According to the Urban Institute’s findings, the 3:1 premium ratio will have little effect on younger Americans, as “they will be eligible for either Medicaid or tax credits through state health insurance exchanges.” The study goes on to conclude that through a combination of elevated Medicaid/CHIP benefits, Obamacare’s provision allowing adults up to 26 years of age to stay on their parents’ insurance, and the health reform law’s private insurance subsidies for Americans living up to 400 percent of the federal poverty level (FPL), younger Americans will not experience the sort of “sticker shock” that the doomsayers have been foretelling:
Most young adults and families will be largely shielded from the full effects of the narrower age rating bands thanks to the ACA’s increased eligibility for Medicaid and tax credits offered through state health insurance exchanges or through access to employer-sponsored insurance. In fact, this is largely true across age groups. Eighty-five percent of policies sold through nongroup exchanges will be to those with incomes at or below 400 percent of federal poverty level (FPL), making them eligible for tax credits.
Looking specifically at young adults age 21–27 purchasing nongroup insurance today, two-thirds will be protected by Medicaid/CHIP or exchange-based subsidies under reform; two-thirds of the remainder are under age 26 and in homes where their parents have employer-based coverage for which they are eligible under the ACA’s dependent coverage provisions.

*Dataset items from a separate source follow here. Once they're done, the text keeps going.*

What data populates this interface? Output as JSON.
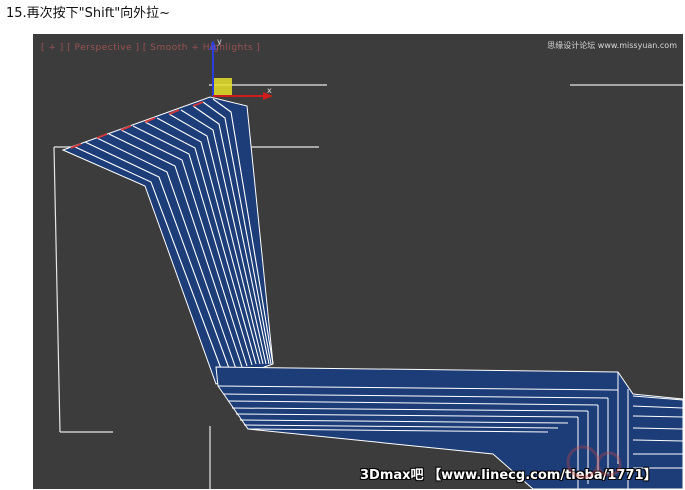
{
  "caption": "15.再次按下\"Shift\"向外拉~",
  "viewport": {
    "label": "[ + ] [ Perspective ] [ Smooth + Highlights ]",
    "watermark_top": "思缘设计论坛 www.missyuan.com",
    "watermark_bottom": "3Dmax吧 【www.linecg.com/tieba/1771】",
    "axis_x_label": "x",
    "axis_y_label": "y",
    "colors": {
      "background": "#3c3c3c",
      "mesh": "#1c3d78",
      "edge": "#ffffff",
      "selected_edge": "#d23838",
      "gizmo_x": "#d01c1c",
      "gizmo_y": "#2a3ee0",
      "gizmo_plane": "#e6e22a"
    }
  }
}
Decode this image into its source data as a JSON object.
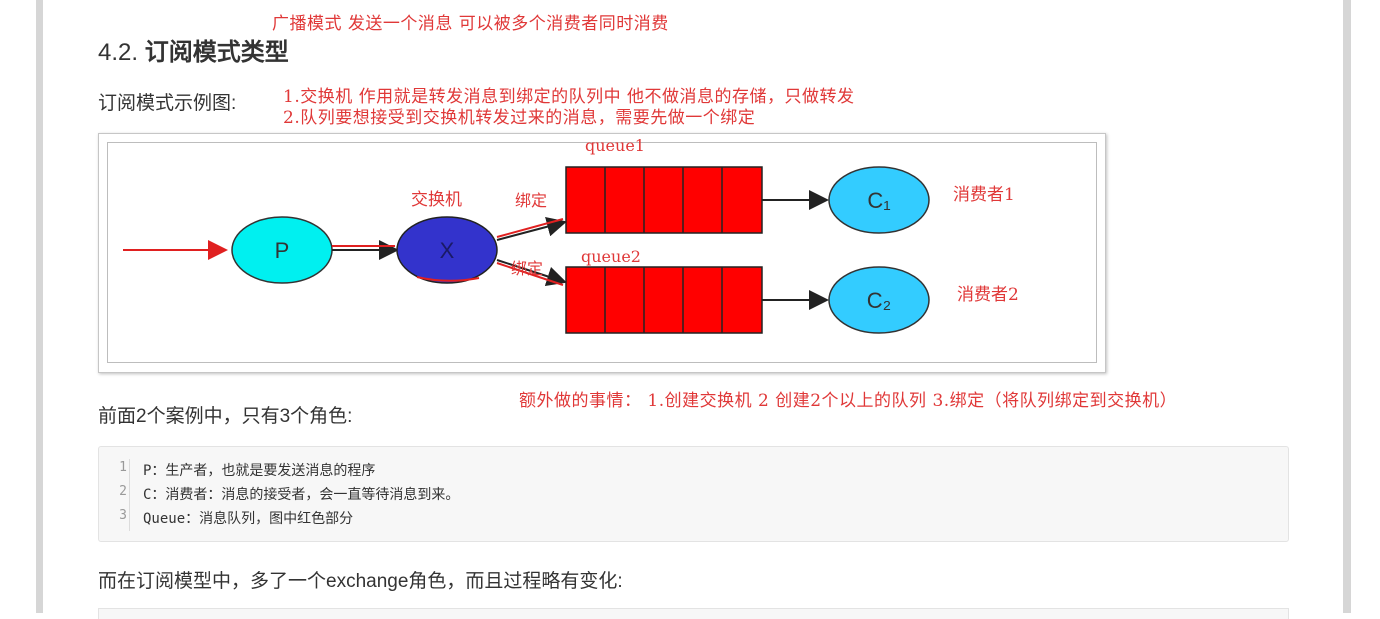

The study’s findings emphasize both the importance of states taking part in Obamacare’s optional Medicaid expansion and the tendency for Obamacare critics to portray the law as some sort of fiscal bogeyman. Even the media has been complicit in smearing the law, implicitly suggesting that some insurers’ plans to institute double-digit premium hikes are in anticipation of Obamacare’s expansive coverage requirements — they are not. The new Urban Institute analysis is yet further proof that there is a considerable gap between the rhetoric and the reality when it comes to Obamacare.